Effet "yoyo" - Le : 16/05/2012

Effet "yoyo": une explication scientifique ?

On appelle "effet yoyo" l'accumulation progressive de poids due aux régimes, qui fait qu'on reprend, après un régime, plus de poids qu'on n'en avait perdu - aggravant ainsi la maladie au fil des années, comme le yoyo à chaque tour monte de plus en plus haut sur sa ficelle. Cet inconvénient dramatique des régimes est dénoncé depuis longtemps par les patients, mais habituellement attribué par les nutritionnistes au "manque de volonté", à la "faiblesse de caractère", etc.

Une équipe de chercheurs australiens a voulu aller plus loin. Elle a enrôlé un groupe de volontaires dans une étude consistant à mesurer avant, pendant et après un régime le taux de certaines hormones impliquées dans l'appétit et le contrôle du poids. Ces volontaires ont suivi un régime vraiment sévère puisqu'ils ont perdu en moyenne 13 kilos en dix semaines (évidemment certains n'ont pas tenu le choc et ont abandonné en cours d'étude).

Pour ceux qui ont tenu jusqu'au terme de leur régime, l'équipe de chercheurs a montré que les hormones gouvernant l'appétit, comme la ghréline (sécrétée par l'estomac lorsqu'il est vide) s'élèvent au cours du régime (ce qu'on savait déjà) mais surtout restent plus élevées que la normale lorsqu'on les dose UN AN après la fin du régime!

Cette étude semble solidement construite. Elle devra évidemment être confirmée par d'autres équipes.
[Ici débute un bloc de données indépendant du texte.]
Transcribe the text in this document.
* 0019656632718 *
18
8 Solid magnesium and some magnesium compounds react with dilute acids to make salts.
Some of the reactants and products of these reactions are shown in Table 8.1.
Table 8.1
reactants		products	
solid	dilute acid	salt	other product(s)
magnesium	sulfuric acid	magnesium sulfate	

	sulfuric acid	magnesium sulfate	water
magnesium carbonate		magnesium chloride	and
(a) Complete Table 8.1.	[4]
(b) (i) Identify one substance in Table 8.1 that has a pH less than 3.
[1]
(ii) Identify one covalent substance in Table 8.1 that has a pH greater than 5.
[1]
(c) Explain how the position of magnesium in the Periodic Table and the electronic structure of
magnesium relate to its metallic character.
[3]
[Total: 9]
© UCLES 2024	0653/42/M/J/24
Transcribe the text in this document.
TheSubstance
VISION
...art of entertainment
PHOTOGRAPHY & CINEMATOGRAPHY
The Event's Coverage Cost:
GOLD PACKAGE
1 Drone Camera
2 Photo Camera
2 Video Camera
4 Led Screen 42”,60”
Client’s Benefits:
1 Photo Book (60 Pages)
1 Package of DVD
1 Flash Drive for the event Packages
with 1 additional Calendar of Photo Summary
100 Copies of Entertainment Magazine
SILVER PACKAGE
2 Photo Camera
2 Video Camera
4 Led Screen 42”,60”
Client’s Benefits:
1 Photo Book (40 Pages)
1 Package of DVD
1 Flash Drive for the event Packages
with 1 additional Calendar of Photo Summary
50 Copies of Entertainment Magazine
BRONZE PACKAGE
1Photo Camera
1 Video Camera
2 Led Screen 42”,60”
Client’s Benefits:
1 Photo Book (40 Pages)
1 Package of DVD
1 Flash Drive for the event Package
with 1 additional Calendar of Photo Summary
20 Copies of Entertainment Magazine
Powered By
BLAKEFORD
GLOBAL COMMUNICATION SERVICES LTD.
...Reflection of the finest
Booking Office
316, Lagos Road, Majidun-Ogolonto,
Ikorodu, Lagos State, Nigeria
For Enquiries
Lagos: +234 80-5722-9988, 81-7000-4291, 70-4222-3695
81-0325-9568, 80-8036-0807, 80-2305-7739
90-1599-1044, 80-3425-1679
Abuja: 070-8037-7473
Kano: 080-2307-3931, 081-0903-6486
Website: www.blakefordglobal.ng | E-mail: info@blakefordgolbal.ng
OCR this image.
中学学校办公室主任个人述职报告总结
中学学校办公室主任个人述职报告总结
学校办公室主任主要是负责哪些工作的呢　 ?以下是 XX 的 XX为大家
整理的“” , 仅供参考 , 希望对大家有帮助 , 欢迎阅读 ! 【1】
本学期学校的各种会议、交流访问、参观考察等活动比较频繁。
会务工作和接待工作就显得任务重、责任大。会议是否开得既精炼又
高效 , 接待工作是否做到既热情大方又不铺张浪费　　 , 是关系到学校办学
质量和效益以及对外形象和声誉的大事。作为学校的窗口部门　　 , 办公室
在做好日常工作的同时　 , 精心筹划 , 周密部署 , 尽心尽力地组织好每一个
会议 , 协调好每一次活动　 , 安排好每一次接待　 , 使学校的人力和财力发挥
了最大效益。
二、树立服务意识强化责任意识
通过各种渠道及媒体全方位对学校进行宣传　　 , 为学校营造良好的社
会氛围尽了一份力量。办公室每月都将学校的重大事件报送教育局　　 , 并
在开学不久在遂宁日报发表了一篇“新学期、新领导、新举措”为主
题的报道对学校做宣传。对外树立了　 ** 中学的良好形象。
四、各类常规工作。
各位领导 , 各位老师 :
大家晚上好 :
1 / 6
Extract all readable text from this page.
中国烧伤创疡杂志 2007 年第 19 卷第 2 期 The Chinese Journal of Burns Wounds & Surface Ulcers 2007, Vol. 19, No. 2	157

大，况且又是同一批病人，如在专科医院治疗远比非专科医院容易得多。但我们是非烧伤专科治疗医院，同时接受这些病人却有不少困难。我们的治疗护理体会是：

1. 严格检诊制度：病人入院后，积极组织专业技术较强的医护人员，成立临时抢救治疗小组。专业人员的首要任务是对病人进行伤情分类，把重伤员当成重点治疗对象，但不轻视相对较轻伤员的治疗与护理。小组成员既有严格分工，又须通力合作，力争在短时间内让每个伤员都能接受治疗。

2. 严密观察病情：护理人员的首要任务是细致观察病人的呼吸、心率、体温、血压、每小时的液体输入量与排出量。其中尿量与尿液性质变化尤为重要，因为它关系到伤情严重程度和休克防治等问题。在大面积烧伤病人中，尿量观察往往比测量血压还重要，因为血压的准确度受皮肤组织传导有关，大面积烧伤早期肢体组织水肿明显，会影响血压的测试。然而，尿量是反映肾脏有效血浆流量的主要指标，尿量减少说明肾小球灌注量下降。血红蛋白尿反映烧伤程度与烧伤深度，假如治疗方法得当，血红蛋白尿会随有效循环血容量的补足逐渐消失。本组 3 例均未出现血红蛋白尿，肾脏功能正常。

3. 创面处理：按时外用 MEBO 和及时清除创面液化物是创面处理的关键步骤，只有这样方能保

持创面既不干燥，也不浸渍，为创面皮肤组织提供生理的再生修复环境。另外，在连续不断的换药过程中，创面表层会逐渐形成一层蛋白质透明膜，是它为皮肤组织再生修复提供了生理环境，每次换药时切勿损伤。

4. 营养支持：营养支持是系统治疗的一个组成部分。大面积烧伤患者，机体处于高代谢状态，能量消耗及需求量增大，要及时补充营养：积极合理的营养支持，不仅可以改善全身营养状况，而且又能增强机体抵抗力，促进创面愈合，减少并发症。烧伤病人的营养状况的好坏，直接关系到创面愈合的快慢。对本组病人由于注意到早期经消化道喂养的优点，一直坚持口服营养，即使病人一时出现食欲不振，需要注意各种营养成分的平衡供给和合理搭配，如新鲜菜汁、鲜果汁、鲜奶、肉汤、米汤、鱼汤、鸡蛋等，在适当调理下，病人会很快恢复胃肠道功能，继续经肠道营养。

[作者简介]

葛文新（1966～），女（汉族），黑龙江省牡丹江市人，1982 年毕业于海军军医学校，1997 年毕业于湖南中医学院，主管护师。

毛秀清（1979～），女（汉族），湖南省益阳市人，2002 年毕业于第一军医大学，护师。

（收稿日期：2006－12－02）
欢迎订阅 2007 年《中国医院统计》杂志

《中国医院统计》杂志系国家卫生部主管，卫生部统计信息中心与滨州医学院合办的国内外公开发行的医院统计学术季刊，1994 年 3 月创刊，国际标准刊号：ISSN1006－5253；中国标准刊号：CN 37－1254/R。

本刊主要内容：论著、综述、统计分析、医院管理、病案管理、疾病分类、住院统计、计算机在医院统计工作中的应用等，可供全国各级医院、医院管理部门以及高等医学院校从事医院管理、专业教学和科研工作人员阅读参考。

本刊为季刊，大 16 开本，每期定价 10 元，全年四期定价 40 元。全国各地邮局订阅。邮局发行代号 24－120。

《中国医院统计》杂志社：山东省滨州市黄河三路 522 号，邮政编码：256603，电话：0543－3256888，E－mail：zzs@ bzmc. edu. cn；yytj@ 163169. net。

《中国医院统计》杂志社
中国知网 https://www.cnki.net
Mais elle ouvre d'ores et déjà des perspectives passionnantes:

- les sensations des patients ne sont pas imaginaires, et lorsqu'ils disent qu'ils ont plus faim après un régime qu'avant, ils décrivent une réalité physiologique et non la prétendue "faillite" de leur volonté,

- quels est selon les régimes (restrictif, dissocié, hyperprotéïque, etc.) la variation de ces taux hormonaux et donc quel est "le meilleur"

- si les variations des taux hormonaux persistent jusqu'à un an après un régime, seuls les régimes longs peuvent être efficaces (si on a la force de les suivre).

Dans l'immédiat, cet étude montre qu'il faut accompagner chaque régime par une phase de stabilisation prolongée, qu'il faut cesser de stigmatiser les personnes qui rechutent en leur reprochant de manquer de volonté et qu'en cas d'échec il n'est pas utile de multiplier les régimes, mais que – au contraire – il ne faut pas trop attendre pour envisager la chirurgie.

Long-Term Persistence of Hormonal Adaptations to Weight Loss. Priya Sumithran, New England Journal of Medicine, 27 octobre 2011.